1994; Dobrikova et al. 2003); these bands are also associated with long tails outside the principal absorbance bands, which originate
from differential scattering of the left and right circularly Crenigacestat concentration polarized light (Garab 1996). Ψ-type bands correlate with the macro-organization of the main Chl a/b light selleck inhibitor harvesting complexes, e.g., in LHCII-only domains, as indicated by correlations between the intensity of these bands and the LHCII-content of the sample (e.g., Garab et al. 1991; Garab and Mustárdy 1999). The arrays of PSII-supercomplexes might also contribute to the Ψ-type CD signal. For example, in a mutant lacking one of the minor light-harvesting complexes, namely, CP24, the macro-organization of the PSII-supercomplexes is modified
as compared to WT. This results in the loss Selleck Nutlin3a of the main Ψ-type band in the red at around (+)690 nm (Kovács et al. 2006).

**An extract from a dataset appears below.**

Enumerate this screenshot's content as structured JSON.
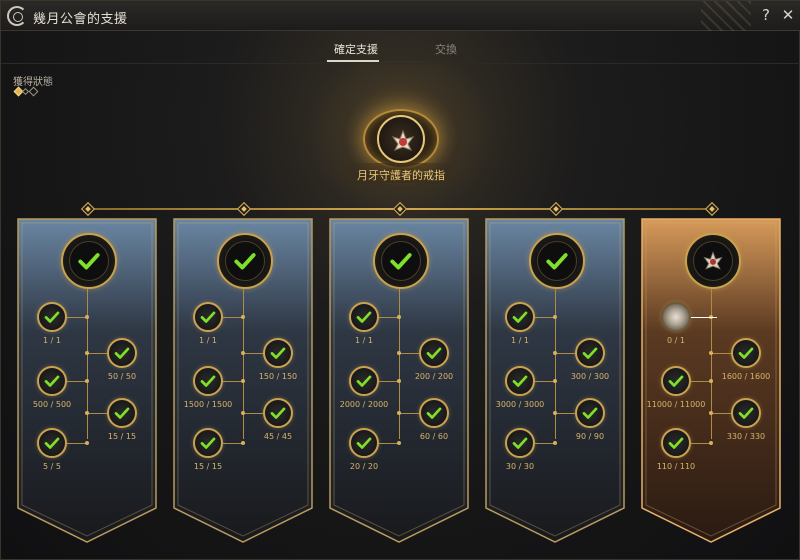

The intensities of the Ψ-type CD bands between 660 and 700 (Fig. 1a) differ for WT and dgd1 thylakoids. These CD signals are shown to be determined by the long-range organization of the pigment–protein complexes, in particular LHCII (e.g., Garab et al. 1991; Garab and Mustárdy 1999) and PSII-supercomplexes (Kovács et al. 2006). Thus, the reduced intensity of the main Ψ-type CD bands (CD(685–703) and CD(685–671)) in the mutant (Fig. 1a) might either be due to a smaller size of the chiral macrodomains or to a different organization of the complexes affecting the learn more pigment–pigment
interactions. It should be noted that DGDG has been found to be required for the formation of ordered 3D crystals of LHCII (Nuβberger et al. 1993). Hence, our CD data strongly suggest that also in vivo in the thylakoid membranes DGDG modulates the macroorganization of the main light-harvesting complexes of PSII. As shown by Chl fluorescence lifetime measurements, alterations in the macroorganization in dgd1 affected only marginally the energy migration and trapping (Figs. 3, 4). The mutant exhibited a somewhat longer average Chl a fluorescence lifetime (Figs. 3f, 4). The assignment of the fluorescence lifetimes to particular protein complexes or macroassemblies is a rather complicated task for intact chloroplasts and isolated thylakoids, where a large variety of complexes and supercomplexes co-exist. For example, most studies on whole chloroplasts and intact thylakoid membranes suggested average values for the trapping time in PSII between ~300 and ~500 ps (e.g., Roelofs et al. 1992; Gilmore et al. 1996; Vasile’v et al. 1998). A very detailed study of the fluorescence kinetics of thylakoid membranes with varying composition was recently performed, using different combinations of excitation and detection wavelengths to assign the various lifetimes to PSI and PSII but this is not a trivial task (van Oort et al. 2010).